Dans le cadre de ce contrat, Mme X préparait le diplôme BPJEPS (brevet professionnel de la jeunesse et de l’éducation physique et sportive).
La rémunération était fixée à 1134 € bruts par mois pour 35 h hebdomadaires travaillées.
Mme X a fait l’objet de deux arrêts de travail, le premier lui a été prescrit le 6 mars 2013 et le second, le 15 avril suivant.
La relation contractuelle a pris fin à l’issue du contrat de professionnalisation mais Mme X estimant ne pas être intégralement remplie de ses droits a, le 30 avril 2014, saisi la juridiction prud’homale de diverses demandes en paiement.
Par jugement du 4 mai 2016, le conseil de prud’hommes de Toulouse a :
— jugé que Mme X n’a pas perçu la totalité de son salaire ;
— condamné, en conséquence, l’EARL Les Ecuries du Vernet à verser à Mme X les sommes suivantes :
*7 768,18€ à titre de rappel de salaire,
*776,81€ au titre des congés payés afférents,
— ordonné la délivrance des bulletins de salaires et documents sociaux rectifiés conformément à la présente décision, sous astreinte définitive de 30€ par jour, à compter de deux mois après la notification du jugement ;
— dit que le bureau de jugement se réservait expressément le droit de la liquider ;
— rejeté les plus amples demandes ;
— condamné l’EARL Les Ecuries du Vernet à verser à Mme X la somme de 1000€ en application des dispositions de l’article 700 du code de procédure civile ainsi qu’aux entiers dépens.
L’EARL Les Ecuries du Vernet a relevé appel de ce jugement dans des conditions de forme et de délai non discutées.

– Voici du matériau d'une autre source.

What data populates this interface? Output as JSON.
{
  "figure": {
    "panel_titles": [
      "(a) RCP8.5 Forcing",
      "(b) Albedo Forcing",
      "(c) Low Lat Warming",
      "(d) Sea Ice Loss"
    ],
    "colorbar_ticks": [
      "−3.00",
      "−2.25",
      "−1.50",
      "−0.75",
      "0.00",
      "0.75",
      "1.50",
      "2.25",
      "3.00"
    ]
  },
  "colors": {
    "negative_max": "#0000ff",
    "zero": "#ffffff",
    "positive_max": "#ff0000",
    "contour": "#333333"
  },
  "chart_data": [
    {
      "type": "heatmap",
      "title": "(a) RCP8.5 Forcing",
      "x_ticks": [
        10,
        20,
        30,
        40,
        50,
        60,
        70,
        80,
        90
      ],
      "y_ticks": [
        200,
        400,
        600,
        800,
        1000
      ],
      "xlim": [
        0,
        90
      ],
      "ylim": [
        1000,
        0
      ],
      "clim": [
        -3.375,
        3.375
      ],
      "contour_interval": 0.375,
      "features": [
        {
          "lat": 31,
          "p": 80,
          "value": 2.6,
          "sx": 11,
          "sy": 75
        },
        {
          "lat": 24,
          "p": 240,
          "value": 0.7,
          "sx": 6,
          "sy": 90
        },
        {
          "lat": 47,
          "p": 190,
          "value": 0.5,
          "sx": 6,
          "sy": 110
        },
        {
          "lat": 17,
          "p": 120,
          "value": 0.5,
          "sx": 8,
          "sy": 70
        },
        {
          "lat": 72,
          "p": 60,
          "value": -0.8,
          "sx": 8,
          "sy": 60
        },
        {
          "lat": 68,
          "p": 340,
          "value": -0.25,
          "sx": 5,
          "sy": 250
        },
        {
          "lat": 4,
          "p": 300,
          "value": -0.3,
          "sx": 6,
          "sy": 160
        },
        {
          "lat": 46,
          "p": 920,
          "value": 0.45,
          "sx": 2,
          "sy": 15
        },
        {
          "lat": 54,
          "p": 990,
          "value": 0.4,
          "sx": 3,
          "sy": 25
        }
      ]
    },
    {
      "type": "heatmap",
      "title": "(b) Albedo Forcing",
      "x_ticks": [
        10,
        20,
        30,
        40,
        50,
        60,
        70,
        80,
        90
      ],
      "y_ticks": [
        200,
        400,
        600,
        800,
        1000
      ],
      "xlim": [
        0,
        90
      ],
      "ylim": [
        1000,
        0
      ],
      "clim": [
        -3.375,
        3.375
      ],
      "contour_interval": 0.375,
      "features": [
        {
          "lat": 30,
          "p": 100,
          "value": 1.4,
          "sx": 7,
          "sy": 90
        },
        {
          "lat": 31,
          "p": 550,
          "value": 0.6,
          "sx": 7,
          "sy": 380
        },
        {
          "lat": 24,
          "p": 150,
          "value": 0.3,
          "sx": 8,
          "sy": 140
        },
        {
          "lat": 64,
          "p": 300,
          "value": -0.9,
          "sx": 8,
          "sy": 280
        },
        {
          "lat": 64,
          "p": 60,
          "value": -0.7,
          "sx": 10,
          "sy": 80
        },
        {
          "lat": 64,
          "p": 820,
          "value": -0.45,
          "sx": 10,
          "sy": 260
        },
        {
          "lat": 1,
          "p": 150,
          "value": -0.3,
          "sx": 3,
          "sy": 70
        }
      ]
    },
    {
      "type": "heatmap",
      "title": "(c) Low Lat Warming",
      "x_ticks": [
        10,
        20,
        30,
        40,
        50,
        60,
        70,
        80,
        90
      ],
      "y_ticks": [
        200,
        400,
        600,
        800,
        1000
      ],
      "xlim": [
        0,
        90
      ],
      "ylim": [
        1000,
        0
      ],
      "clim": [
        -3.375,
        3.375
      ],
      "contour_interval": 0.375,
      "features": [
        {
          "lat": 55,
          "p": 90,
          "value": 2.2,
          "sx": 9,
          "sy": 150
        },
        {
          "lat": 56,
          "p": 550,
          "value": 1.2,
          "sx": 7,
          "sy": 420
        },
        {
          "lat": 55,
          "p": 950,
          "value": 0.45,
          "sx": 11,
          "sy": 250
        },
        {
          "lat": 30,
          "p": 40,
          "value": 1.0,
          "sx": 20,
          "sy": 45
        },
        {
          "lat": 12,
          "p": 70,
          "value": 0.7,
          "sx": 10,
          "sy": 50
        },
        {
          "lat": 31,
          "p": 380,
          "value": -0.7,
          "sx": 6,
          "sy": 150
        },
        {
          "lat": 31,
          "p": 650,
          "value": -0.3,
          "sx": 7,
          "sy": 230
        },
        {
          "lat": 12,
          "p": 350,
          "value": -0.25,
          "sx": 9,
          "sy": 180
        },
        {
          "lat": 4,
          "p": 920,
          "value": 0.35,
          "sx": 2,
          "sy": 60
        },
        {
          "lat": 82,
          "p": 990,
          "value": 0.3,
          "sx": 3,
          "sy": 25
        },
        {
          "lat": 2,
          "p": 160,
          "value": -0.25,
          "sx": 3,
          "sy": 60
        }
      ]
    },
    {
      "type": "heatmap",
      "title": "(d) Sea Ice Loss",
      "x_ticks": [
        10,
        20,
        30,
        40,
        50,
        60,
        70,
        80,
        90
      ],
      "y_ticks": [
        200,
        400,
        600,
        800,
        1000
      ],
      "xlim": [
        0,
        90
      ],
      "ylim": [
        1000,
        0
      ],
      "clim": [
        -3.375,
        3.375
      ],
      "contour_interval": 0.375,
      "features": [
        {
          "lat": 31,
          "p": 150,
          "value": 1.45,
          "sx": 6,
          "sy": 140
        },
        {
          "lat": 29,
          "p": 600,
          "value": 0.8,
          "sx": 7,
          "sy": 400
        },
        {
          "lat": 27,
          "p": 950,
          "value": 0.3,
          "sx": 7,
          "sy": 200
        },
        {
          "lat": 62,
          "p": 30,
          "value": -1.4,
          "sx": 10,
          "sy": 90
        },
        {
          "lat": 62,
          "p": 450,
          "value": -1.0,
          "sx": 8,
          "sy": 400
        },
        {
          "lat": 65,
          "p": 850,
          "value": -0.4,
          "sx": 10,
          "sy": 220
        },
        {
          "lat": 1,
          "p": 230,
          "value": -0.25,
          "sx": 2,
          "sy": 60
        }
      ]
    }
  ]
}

Par conclusions visées au greffe le 24 décembre 2018, reprises oralement, auxquelles il est expressement fait référence, l’EARL Les écuries du Vernet demande à la cour de réformer le jugement entrepris et statuant à nouveau, de débouter Mme X de ses demandes et condamner celle-ci à lui verser la somme de 1 500€ en application des dispositions de l’article 700 du code de procédure civile ainsi qu’aux entiers dépens.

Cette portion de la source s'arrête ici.